Even though there was no evidence that the imported fish were being sold in the United States more cheaply than in Vietnam, or below its cost of production, the U.S. Commerce Department declared that since Vietnam has a “nonmarket” economy there was something suspect going on and imposed tariffs ranging from 37 percent to 64 percent. The commission ruling makes these tariffs permanent.

The July 22 New York Times noted the impact of these measures in Vietnam. Tran Vu Long is a 35-year-old Vietnamese catfish farmer who lives atop his floating fish trap. He recently sold 40 tons worth at a loss of $2,000—a small fortune there—due to plummeting prices caused by the oversupply resulting from loss of the U.S. market.

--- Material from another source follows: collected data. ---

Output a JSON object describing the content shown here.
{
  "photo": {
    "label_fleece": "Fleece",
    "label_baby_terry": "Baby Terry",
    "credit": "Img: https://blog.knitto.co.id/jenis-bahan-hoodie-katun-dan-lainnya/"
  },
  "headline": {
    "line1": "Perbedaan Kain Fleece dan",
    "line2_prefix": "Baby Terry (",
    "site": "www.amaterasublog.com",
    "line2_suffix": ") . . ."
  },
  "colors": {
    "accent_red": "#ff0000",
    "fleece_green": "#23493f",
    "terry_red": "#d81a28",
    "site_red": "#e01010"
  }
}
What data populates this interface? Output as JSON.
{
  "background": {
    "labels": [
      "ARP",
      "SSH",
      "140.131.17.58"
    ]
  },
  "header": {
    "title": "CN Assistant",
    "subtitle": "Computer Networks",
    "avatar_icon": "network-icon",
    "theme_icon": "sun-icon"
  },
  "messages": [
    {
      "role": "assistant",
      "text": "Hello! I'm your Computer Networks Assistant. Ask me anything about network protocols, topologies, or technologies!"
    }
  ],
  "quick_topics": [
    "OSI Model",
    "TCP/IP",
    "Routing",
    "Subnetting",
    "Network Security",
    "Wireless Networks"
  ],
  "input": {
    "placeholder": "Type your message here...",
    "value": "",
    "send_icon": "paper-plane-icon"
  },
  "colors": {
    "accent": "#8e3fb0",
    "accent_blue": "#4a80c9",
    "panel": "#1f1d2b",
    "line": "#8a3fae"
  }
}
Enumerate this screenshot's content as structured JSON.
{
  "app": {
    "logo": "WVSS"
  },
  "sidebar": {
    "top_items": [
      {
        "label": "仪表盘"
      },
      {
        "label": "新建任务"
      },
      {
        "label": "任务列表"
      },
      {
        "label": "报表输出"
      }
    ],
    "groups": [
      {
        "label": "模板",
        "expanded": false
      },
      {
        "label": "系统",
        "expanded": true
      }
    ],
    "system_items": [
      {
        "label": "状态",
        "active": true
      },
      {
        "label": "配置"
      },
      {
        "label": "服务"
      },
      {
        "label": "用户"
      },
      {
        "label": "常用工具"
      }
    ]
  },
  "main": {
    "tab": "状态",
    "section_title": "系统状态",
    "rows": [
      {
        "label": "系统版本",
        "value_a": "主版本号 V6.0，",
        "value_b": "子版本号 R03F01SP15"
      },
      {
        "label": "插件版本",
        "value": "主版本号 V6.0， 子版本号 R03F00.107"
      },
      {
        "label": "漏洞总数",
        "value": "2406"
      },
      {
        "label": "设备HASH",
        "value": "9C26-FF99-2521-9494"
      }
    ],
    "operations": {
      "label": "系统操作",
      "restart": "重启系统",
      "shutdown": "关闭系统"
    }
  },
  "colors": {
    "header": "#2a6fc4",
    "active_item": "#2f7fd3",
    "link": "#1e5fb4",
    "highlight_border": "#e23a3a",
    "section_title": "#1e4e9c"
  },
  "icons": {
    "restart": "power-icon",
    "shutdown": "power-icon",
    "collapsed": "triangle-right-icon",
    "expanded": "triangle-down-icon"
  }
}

In 1994 the U.S. rulers lifted a trade embargo on Vietnam that had been in place since 1975, when the Vietnamese people defeated U.S. imperialism in the Vietnam War. With the lifting of the embargo, the signing of the trade pact, and the implementation of “market reforms” designed to open the country to the capitalist market, the Vietnamese government hoped to give a boost to the economy that was devastated by Washington’s brutal war.

“The United States preaches free trade, but as soon as we start benefiting from it, they change their tune,” Tran Vu Long told the Times.